La comunità virtuale più libera del web
Icona RSS Icona email Icona home
  • Respinto debito fuori bilancio al Comune di Enna. Effetto boomerang?

    Pubblicato il Novembre 23rd, 2014 Max Nessun commento

    untitled

    da ViviEnna.it

    Nell’ultima seduta di Consiglio comunale, se la maggioranza politica che sostiene il Sindaco Garofalo è apparsa risicata nel respingere con appena tre voti di scarto la mozione sulla TARSU 2009 presentata dal Consigliere Ferrari, in occasione della trattazione di un debito fuori bilancio è invece andata decisamente sotto.

    Il debito fuori bilancio, generato da un decreto ingiuntivo notificato al Comune da uno dei suoi Avvocati dipendenti per spettanze non riconosciute, è stato infatti respinto dai gruppi di opposizione ai quali si sono aggiunti pezzi della maggioranza. Dall’acceso dibattito è emersa con tutta evidenza la contrarietà dei Consiglieri comunali a riconoscere debiti fuori bilancio per errori commessi dall’Amministrazione nel non avere saputo governare il contenzioso promosso dall’Avv. Fonte. Ora, se appare chiaro che i crediti vantati dall’Avv. Fonte saranno comunque recuperati anche attraverso procedure giudiziarie coatte, non sono altrettanto chiari gli effetti del mancato riconoscimento ad opera del Consiglio comunale. Non ci resta che chiedere lumi a Massimo Greco, anche al fine di far comprendere ai nostri lettori la questione.
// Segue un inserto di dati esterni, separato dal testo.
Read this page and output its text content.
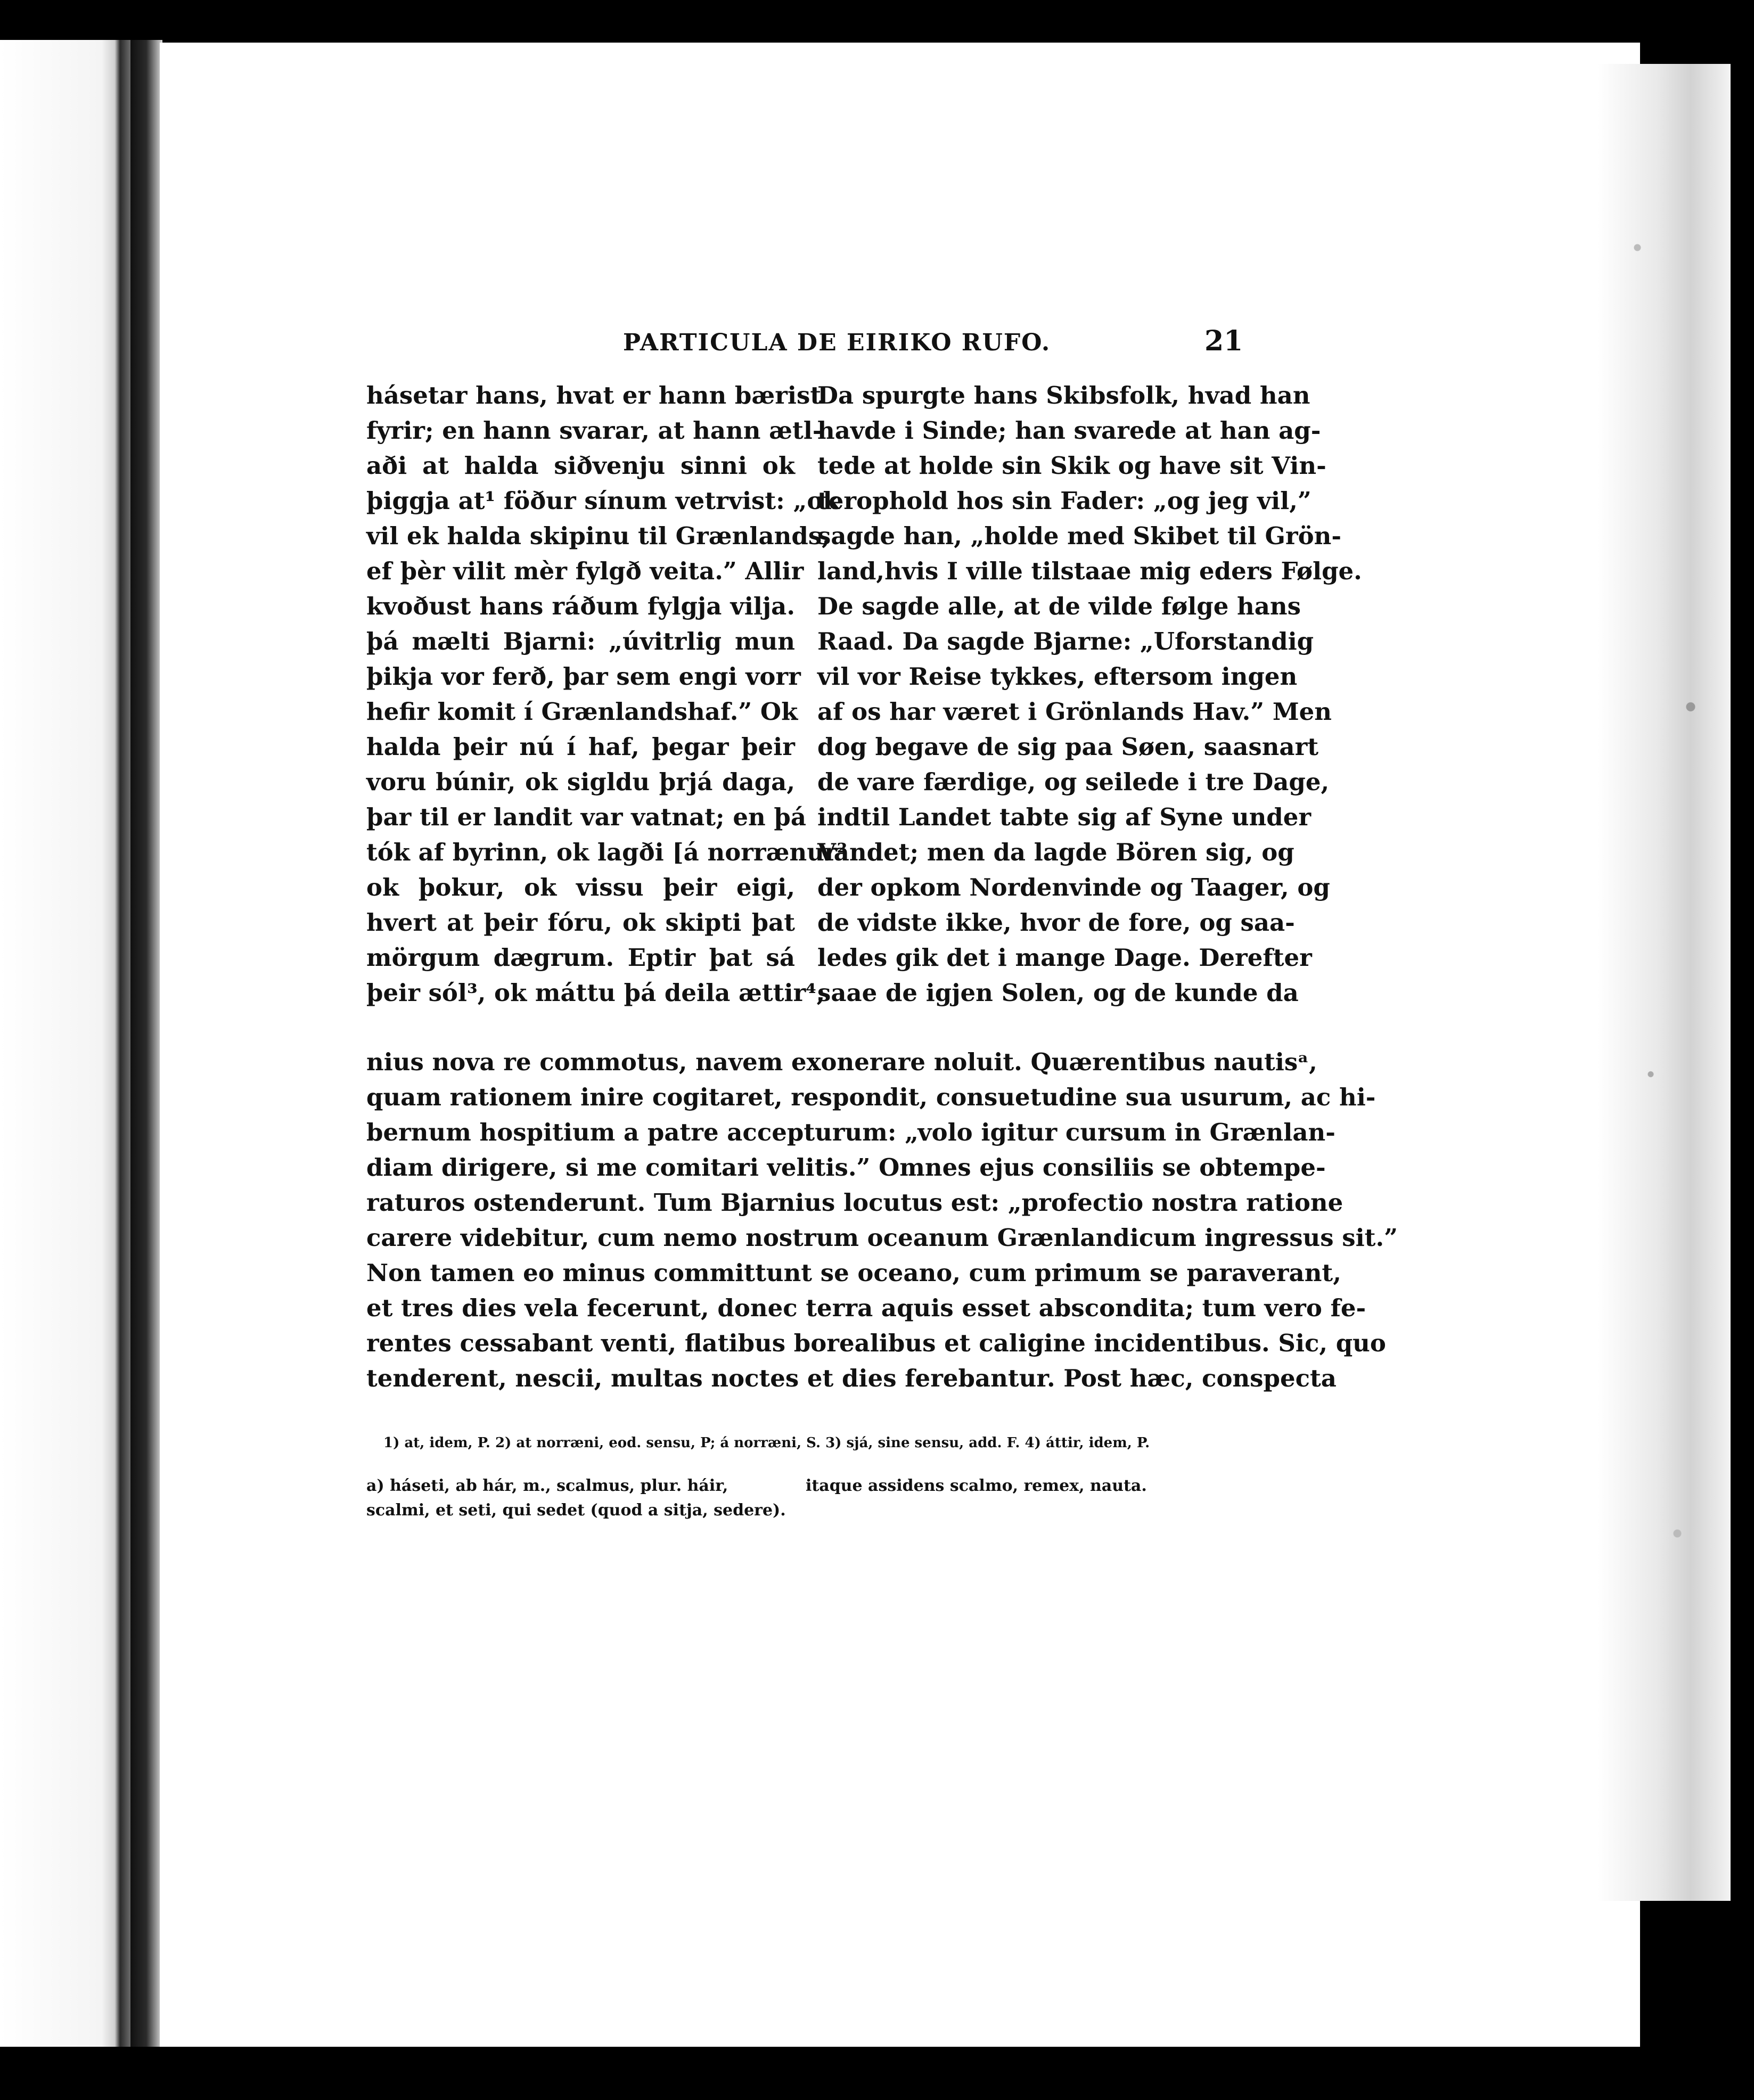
PARTICULA DE EIRIKO RUFO.	21
hásetar hans, hvat er hann bærist
fyrir; en hann svarar, at hann ætl-
aði at halda siðvenju sinni ok
þiggja at¹ föður sínum vetrvist: „ok
vil ek halda skipinu til Grænlands,
ef þèr vilit mèr fylgð veita.” Allir
kvoðust hans ráðum fylgja vilja.
þá mælti Bjarni: „úvitrlig mun
þikja vor ferð, þar sem engi vorr
hefir komit í Grænlandshaf.” Ok
halda þeir nú í haf, þegar þeir
voru búnir, ok sigldu þrjá daga,
þar til er landit var vatnat; en þá
tók af byrinn, ok lagði [á norrænur²
ok þokur, ok vissu þeir eigi,
hvert at þeir fóru, ok skipti þat
mörgum dægrum. Eptir þat sá
þeir sól³, ok máttu þá deila ættir⁴;
Da spurgte hans Skibsfolk, hvad han
havde i Sinde; han svarede at han ag-
tede at holde sin Skik og have sit Vin-
terophold hos sin Fader: „og jeg vil,”
sagde han, „holde med Skibet til Grön-
land,hvis I ville tilstaae mig eders Følge.
De sagde alle, at de vilde følge hans
Raad. Da sagde Bjarne: „Uforstandig
vil vor Reise tykkes, eftersom ingen
af os har været i Grönlands Hav.” Men
dog begave de sig paa Søen, saasnart
de vare færdige, og seilede i tre Dage,
indtil Landet tabte sig af Syne under
Vandet; men da lagde Bören sig, og
der opkom Nordenvinde og Taager, og
de vidste ikke, hvor de fore, og saa-
ledes gik det i mange Dage. Derefter
saae de igjen Solen, og de kunde da
nius nova re commotus, navem exonerare noluit. Quærentibus nautisᵃ,
quam rationem inire cogitaret, respondit, consuetudine sua usurum, ac hi-
bernum hospitium a patre accepturum: „volo igitur cursum in Grænlan-
diam dirigere, si me comitari velitis.” Omnes ejus consiliis se obtempe-
raturos ostenderunt. Tum Bjarnius locutus est: „profectio nostra ratione
carere videbitur, cum nemo nostrum oceanum Grænlandicum ingressus sit.”
Non tamen eo minus committunt se oceano, cum primum se paraverant,
et tres dies vela fecerunt, donec terra aquis esset abscondita; tum vero fe-
rentes cessabant venti, flatibus borealibus et caligine incidentibus. Sic, quo
tenderent, nescii, multas noctes et dies ferebantur. Post hæc, conspecta
1) at, idem, P. 2) at norræni, eod. sensu, P; á norræni, S. 3) sjá, sine sensu, add. F. 4) áttir, idem, P.
a) háseti, ab hár, m., scalmus, plur. háir,
scalmi, et seti, qui sedet (quod a sitja, sedere).
itaque assidens scalmo, remex, nauta.
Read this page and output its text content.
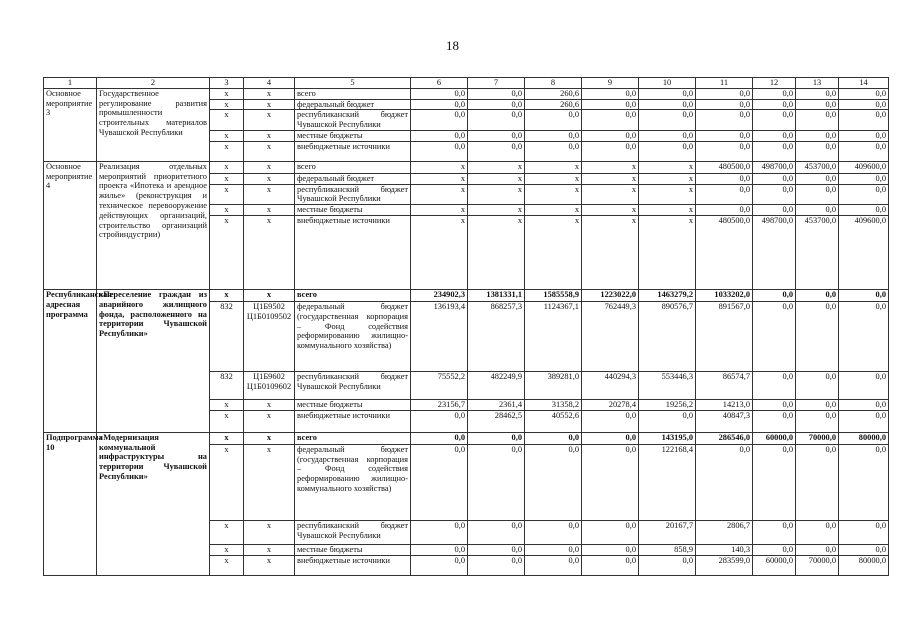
18
1	2	3	4	5	6	7	8	9	10	11	12	13	14
Основное мероприятие 3	Государственное регулирование развития промышленности строительных материалов Чувашской Республики	x	x	всего	0,0	0,0	260,6	0,0	0,0	0,0	0,0	0,0	0,0
		x	x	федеральный бюджет	0,0	0,0	260,6	0,0	0,0	0,0	0,0	0,0	0,0
		x	x	республиканский бюджет Чувашской Республики	0,0	0,0	0,0	0,0	0,0	0,0	0,0	0,0	0,0
		x	x	местные бюджеты	0,0	0,0	0,0	0,0	0,0	0,0	0,0	0,0	0,0
		x	x	внебюджетные источники	0,0	0,0	0,0	0,0	0,0	0,0	0,0	0,0	0,0
Основное мероприятие 4	Реализация отдельных мероприятий приоритетного проекта «Ипотека и арендное жилье» (реконструкция и техническое перевооружение действующих организаций, строительство организаций стройиндустрии)	x	x	всего	x	x	x	x	x	480500,0	498700,0	453700,0	409600,0
		x	x	федеральный бюджет	x	x	x	x	x	0,0	0,0	0,0	0,0
		x	x	республиканский бюджет Чувашской Республики	x	x	x	x	x	0,0	0,0	0,0	0,0
		x	x	местные бюджеты	x	x	x	x	x	0,0	0,0	0,0	0,0
		x	x	внебюджетные источники	x	x	x	x	x	480500,0	498700,0	453700,0	409600,0
Республиканская адресная программа	«Переселение граждан из аварийного жилищного фонда, расположенного на территории Чувашской Республики»	x	x	всего	234902,3	1381331,1	1585558,9	1223022,0	1463279,2	1033202,0	0,0	0,0	0,0
		832	Ц1Б9502 Ц1Б0109502	федеральный бюджет (государственная корпорация – Фонд содействия реформированию жилищно-коммунального хозяйства)	136193,4	868257,3	1124367,1	762449,3	890576,7	891567,0	0,0	0,0	0,0
		832	Ц1Б9602 Ц1Б0109602	республиканский бюджет Чувашской Республики	75552,2	482249,9	389281,0	440294,3	553446,3	86574,7	0,0	0,0	0,0
		x	x	местные бюджеты	23156,7	2361,4	31358,2	20278,4	19256,2	14213,0	0,0	0,0	0,0
		x	x	внебюджетные источники	0,0	28462,5	40552,6	0,0	0,0	40847,3	0,0	0,0	0,0
Подпрограмма 10	«Модернизация коммунальной инфраструктуры на территории Чувашской Республики»	x	x	всего	0,0	0,0	0,0	0,0	143195,0	286546,0	60000,0	70000,0	80000,0
		x	x	федеральный бюджет (государственная корпорация – Фонд содействия реформированию жилищно-коммунального хозяйства)	0,0	0,0	0,0	0,0	122168,4	0,0	0,0	0,0	0,0
		x	x	республиканский бюджет Чувашской Республики	0,0	0,0	0,0	0,0	20167,7	2806,7	0,0	0,0	0,0
		x	x	местные бюджеты	0,0	0,0	0,0	0,0	858,9	140,3	0,0	0,0	0,0
		x	x	внебюджетные источники	0,0	0,0	0,0	0,0	0,0	283599,0	60000,0	70000,0	80000,0
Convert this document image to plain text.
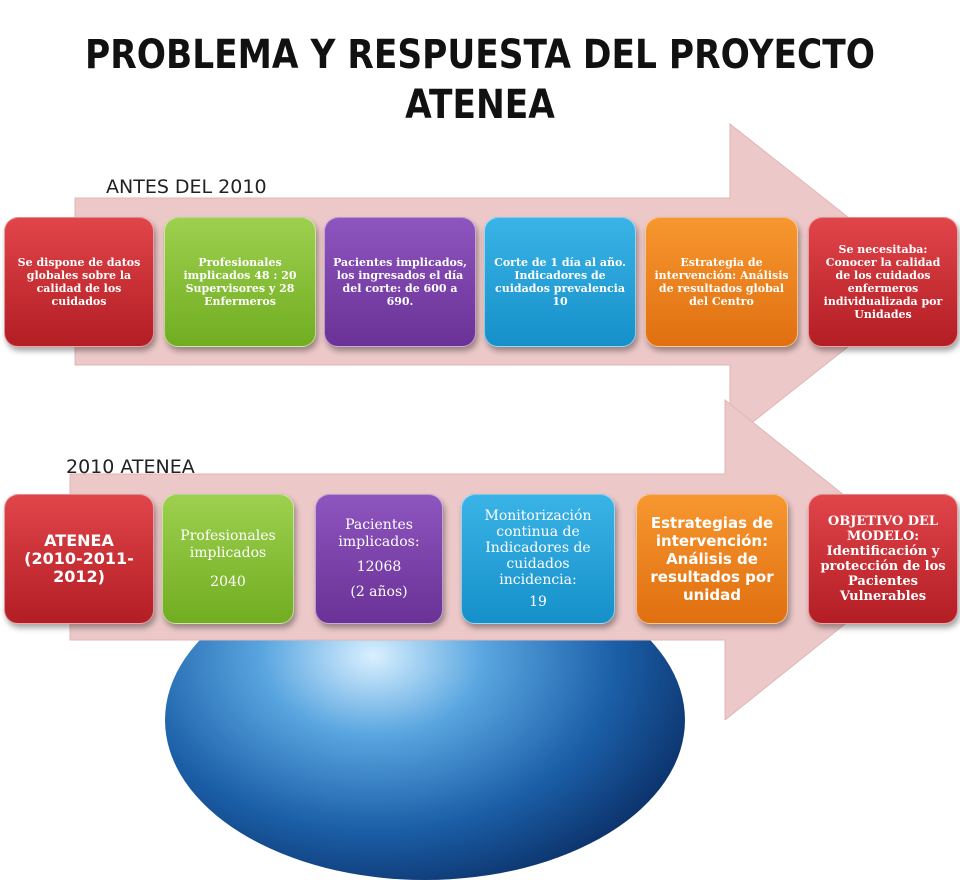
PROBLEMA Y RESPUESTA DEL PROYECTO ATENEA
ANTES DEL 2010
2010 ATENEA
Se dispone de datos globales sobre la calidad de los cuidados
Profesionales implicados 48 : 20 Supervisores y 28 Enfermeros
Pacientes implicados, los ingresados el día del corte: de 600 a 690.
Corte de 1 día al año. Indicadores de cuidados prevalencia 10
Estrategia de intervención: Análisis de resultados global del Centro
Se necesitaba: Conocer la calidad de los cuidados enfermeros individualizada por Unidades
ATENEA (2010-2011-2012)
Profesionales implicados
2040
Pacientes implicados:
12068
(2 años)
Monitorización continua de Indicadores de cuidados incidencia:
19
Estrategias de intervención: Análisis de resultados por unidad
OBJETIVO DEL MODELO: Identificación y protección de los Pacientes Vulnerables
    Intanto cos’è un debito fuori bilancio?

    Il debito fuori bilancio rappresenta un’ obbligazione pecuniaria imputabile all’ente e maturata al di fuori del sistema di bilancio, in quanto si riferisce ad un’uscita per la quale manca un’originaria previsione di spesa, ovvero a spese effettuate in violazione delle procedure stabilite dalle norme di contabilità. La deliberazione consiliare non ha solo la funzione di riconoscere la legittimità dell’obbligazione, ma anche una funzione giuscontabilistica e una garantista. La prima si riferisce alla funzione autorizzatoria cui assolve il bilancio di previsione di pertinenza dell’organo consiliare. La seconda si sostanzia nell’individuazione del responsabile.

    Il Consiglio comunale può non riconoscere un debito fuori bilancio?

    Vanno distinte le tipologie di debito fuori bilancio. Il Consiglio esercita un’ampia funzione discrezionale nel riconoscere o meno i debiti fuori bilancio che derivano da acquisizione di bei e servizi, dovendo accertare e dimostrare l’utilità e l’arricchimento per l’ente nell’ambito dell’espletamento di pubbliche funzioni e servizi di competenza. I margini di discrezionalità si riducono a zero quando, come nel caso affrontato dal Consiglio comunale di Enna, il debito deriva da sentenze esecutive. Non avendo l’Amministrazione avversato in opposizione il decreto ingiuntivo dell’Avvocato Fonte, lo stesso è diventato esecutivo e quindi il riconoscimento del connesso debito fuori bilancio diventa un atto dovuto.

    Ma il Consiglio lo ha respinto per dare una lezione politica all’Amministrazione…

    Non entro nel merito della valutazione politiche, dico solo che il Consiglio ha sbagliato due volte. Una volta, perché così facendo i Consiglieri si espongono a responsabilità erariale nel caso in cui dall’esecuzione coatta del credito vantato dall’Avvocato Fonte dovessero emergere maggiori some per le casse del Comune. Una seconda volta perchè non riconoscendo il debito fuori bilancio, la Procura della Corte dei Conti non potrà accertare eventuali responsabilità, peraltro ammesse dall’Assessore al ramo, visto che la pratica non sarà trasmessa in forza dell’automatismo previsto dalla legge.

    Cosa avrebbero dovuto fare i Consiglieri di opposizione per stigmatizzare questo debito fuori bilancio?

    Avrebbero dovuto approvarlo sotto il profilo meramente tecnico ed amministrativo, censurarlo sotto il profilo politico, facendone verbalizzare bene gli interventi. Ma soprattutto qualora avessero voluto fare emergere eventuali responsabilità per danno erariale avrebbero dovuto formalizzare un rapporto circostanziato alla Procura della Corte dei Conti in considerazione che ai tradizionali presupposti per l’azione di responsabilità previsti dalla legge n. 20/94, si aggiungono adesso anche la dimostrazione dell’effettivo depauperamento finanziario o patrimoniale e la specifica notizia di danno, in assenza dei quali non è più consentito l’esperimenti di attività istruttoria finalizzata alla ricerca degli elementi per costruire un azione di responsabilità.